2022年6月23日に専攻医向けレクチャーが開催されました。

今回は外部より講師を招き、函館稜北病院 川口 篤也先生より「ACP(アドバンス・ケア・プランニング)」についてのご講演をいただきました。
川口 篤也先生は同病院総合診療医として、在宅医療や介護連携などをはじめ様々なフィールドで精力的にご尽力され、ACPに関しても多数ご講演をされておられます。

まずはACPの成り立ちやその概念などからお話いただきました。ACP・DNAR・事前指示などの概念は正しく理解し適切に行うことが重要ですが、今回しっかりとお話を聴けたので自分の頭の中を整理することができました。
先生が実際に診療されている患者さんの事例紹介や取り組みを交えながらACPについて学べましたが、個人的には「ACPを話し合う機を逃さない」というお言葉が印象的でした。
これまで元気だったから今後の話をした事などなかったけれど、いざ重大な疾患に罹ってしまい今後のことを考えなければならなくなった際にどうしたら良いか分からなくなる…また、家族同士で、最期に過ごしたい場所や受けたい医療のことなどについて話し合うのは気恥ずかしくてできないなどといったケースはよく経験します。
川口先生のポイントとして、誕生日を迎えたタイミングで今後どう過ごしたいか尋ねてみる、患者さんやご家族がなんとなく話をしたそうにしている「間」を逃さない、告知直後など頭が真っ白になっているであろうタイミングは避け少し落ち着いたタイミングで話をしてみる、などの助言をいただきました。早速実臨床でも試してみたいと思います。

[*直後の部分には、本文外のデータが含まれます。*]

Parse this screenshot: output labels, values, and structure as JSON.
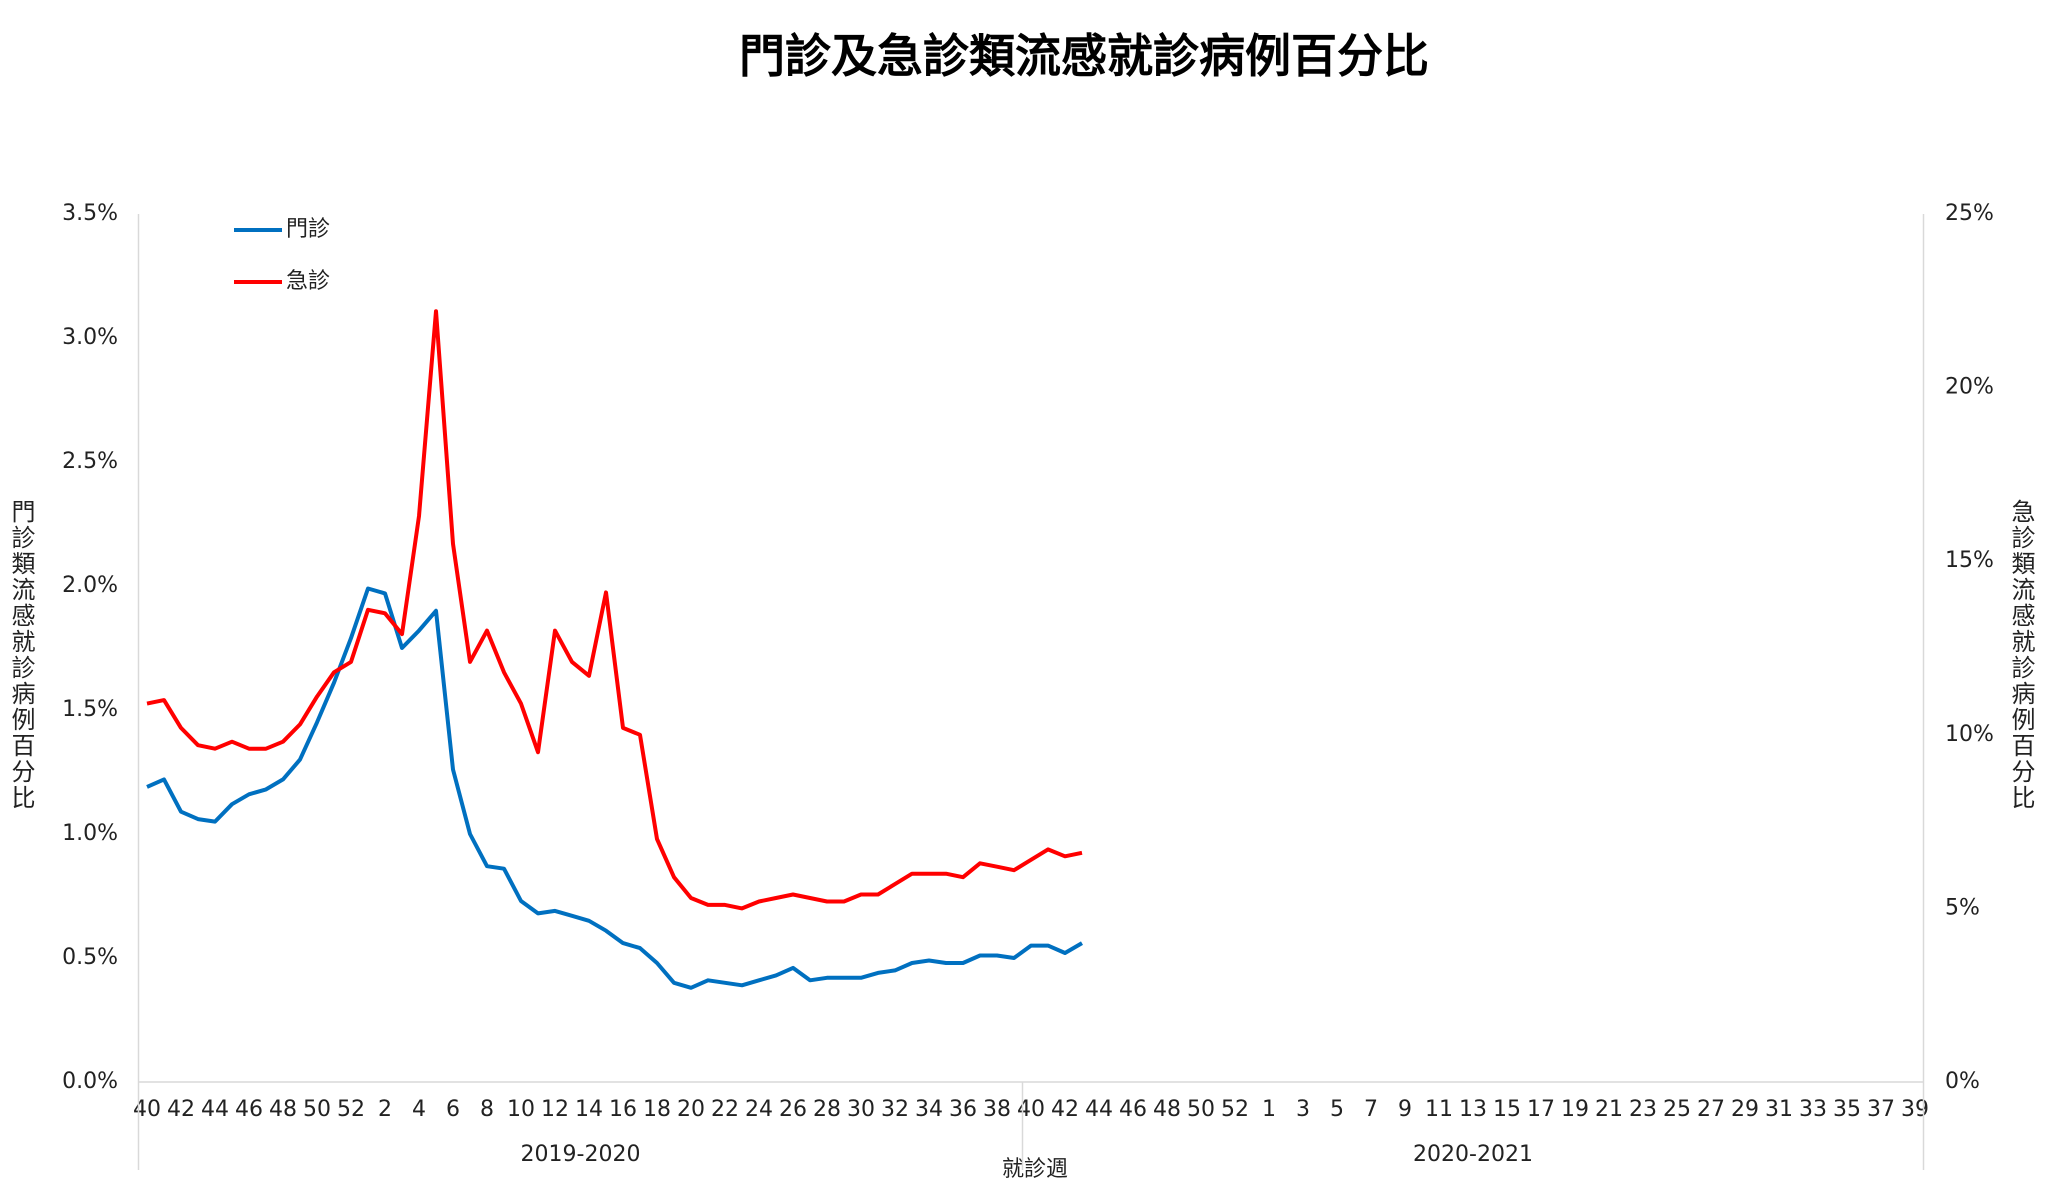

また、一つの施設でACPを完結させるのではなく、複数の施設で連続して話し合いを続け、移り変わっていく患者さんやご家族の意思を聴取し続けることが重要であることや、ACPは「一点」の話ではなくプロセスであり、ingであることなど、貴重なお話を多く聴くことができました。実際に、川口先生が使用されているカルテ上のACPについての記載も拝見でき大変参考になりました。
川口先生が登場キャラのモデルになっておられる、在宅診療を描いた漫画「はっぴーえんど」、ぜひ読んでみようと思います。

末尾となりますが、川口先生、大変お忙しい中貴重なご講演をいただきまして、誠にありがとうございました。今後とも、何卒宜しくお願い申し上げます。